A large body of research shows that playtime with parents is important to the development of children.  And, kids crave time with their parents. During play, we have the opportunity to get involved, to praise them, encourage them and laugh with them.  Play can help you discover your child’s special interests and skills. Playing with children builds a lasting bond and lets the child know they are loved.

SPARK! offers many opportunities for family fun in two basic ways: physical exploration and hands-on creative experiences.  Our stated vision is, “To provide a unique environment, that combined with creative programming inspires minds, builds confidence and shapes the future for all children.”

Physical Exploration

In our Climb, Crawl, Slide sculpture, both children and adults are given the opportunity to move, all while exploring a wildly unique and physically challenging environment.  

“We find that parents lose the ability to play,” said Nancy O’Conner, director of the Kansas State University Family Center in a statement to Newswise.  She suggests that parents relearn the ability to play.

Physical movement and childlike play is also a great stress reducer for adults. Family activities help develop strong and lasting bonds.  Exploration such as that offered at SPARK! builds gross motor skills, communication, supportive collaboration and cognitive development. These experiences also build self-esteem, social skills and a sense of connectedness that help kids and teens learn to use good judgment when confronted with difficulties and temptations.

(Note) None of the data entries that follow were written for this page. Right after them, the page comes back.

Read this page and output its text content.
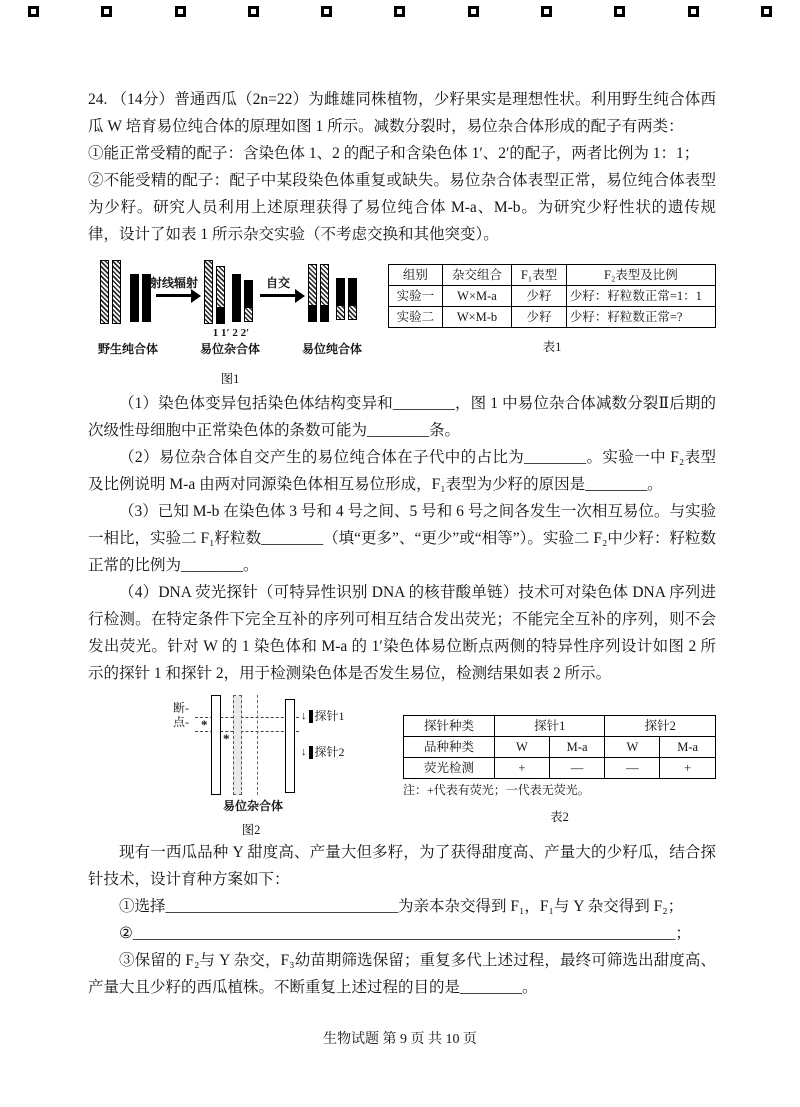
24. （14分）普通西瓜（2n=22）为雌雄同株植物，少籽果实是理想性状。利用野生纯合体西瓜 W 培育易位纯合体的原理如图 1 所示。减数分裂时，易位杂合体形成的配子有两类：

①能正常受精的配子：含染色体 1、2 的配子和含染色体 1′、2′的配子，两者比例为 1：1；

②不能受精的配子：配子中某段染色体重复或缺失。易位杂合体表型正常，易位纯合体表型为少籽。研究人员利用上述原理获得了易位纯合体 M-a、M-b。为研究少籽性状的遗传规律，设计了如表 1 所示杂交实验（不考虑交换和其他突变）。

射线辐射	自交
1 1′ 2 2′
野生纯合体	易位杂合体	易位纯合体
图1
组别	杂交组合	F₁表型	F₂表型及比例
实验一	W×M-a	少籽	少籽：籽粒数正常=1：1
实验二	W×M-b	少籽	少籽：籽粒数正常=?
表1

（1）染色体变异包括染色体结构变异和________，图 1 中易位杂合体减数分裂Ⅱ后期的次级性母细胞中正常染色体的条数可能为________条。

（2）易位杂合体自交产生的易位纯合体在子代中的占比为________。实验一中 F₂表型及比例说明 M-a 由两对同源染色体相互易位形成，F₁表型为少籽的原因是________。

（3）已知 M-b 在染色体 3 号和 4 号之间、5 号和 6 号之间各发生一次相互易位。与实验一相比，实验二 F₁籽粒数________（填“更多”、“更少”或“相等”）。实验二 F₂中少籽：籽粒数正常的比例为________。

（4）DNA 荧光探针（可特异性识别 DNA 的核苷酸单链）技术可对染色体 DNA 序列进行检测。在特定条件下完全互补的序列可相互结合发出荧光；不能完全互补的序列，则不会发出荧光。针对 W 的 1 染色体和 M-a 的 1′染色体易位断点两侧的特异性序列设计如图 2 所示的探针 1 和探针 2，用于检测染色体是否发生易位，检测结果如表 2 所示。

断-
点- *
*
↓ 探针1
↓ 探针2
易位杂合体
图2
探针种类	探针1		探针2	
品种种类	W	M-a	W	M-a
荧光检测	+	—	—	+
注：+代表有荧光；一代表无荧光。
表2

现有一西瓜品种 Y 甜度高、产量大但多籽，为了获得甜度高、产量大的少籽瓜，结合探针技术，设计育种方案如下：

①选择______________________________为亲本杂交得到 F₁，F₁与 Y 杂交得到 F₂；

②______________________________________________________________________；

③保留的 F₂与 Y 杂交，F₃幼苗期筛选保留；重复多代上述过程，最终可筛选出甜度高、产量大且少籽的西瓜植株。不断重复上述过程的目的是________。

生物试题 第 9 页 共 10 页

The family that plays together stays together. 

Hands-On Creative Experiences

Family visits to SPARK! should include participation in pop-up creative experiences.  SPARK! is not just an indoor playground. It is a creative experience that offers physical exploration and discovery in conjunction with the creative endeavor.   Our mission is “To ignite the spark of creativity inherent in all children.”

Pop-up opportunities vary by visit and explore creativity through dozens of art mediums, music, performance, dance, virtual reality and more.  These programs are designed for the family with children second grade and older and provide opportunities to innovate together.  

Creative exercises provide a platform for children to practice patience, problem solving, social skills, and iteration.  In today’s academic environment, children are pressured to get the correct answer and are rarely offered the open-ended opportunity to explore alternatives, work through trial and error and yes, even fail.  SPARK! provides a safe place for all of this. 

Children who define themselves as creative have higher self-esteem, better problem-solving skills and go further in their education.  Parents who engage in creative and other learning opportunities with their children tend to have more positive and open relationships with their children.  Jane Dee Hull, the first female governor of Arizona, once said, “At the end of the day, the most overwhelming key to a child’s success is the positive involvement of parents.”

The family that creates together stays together.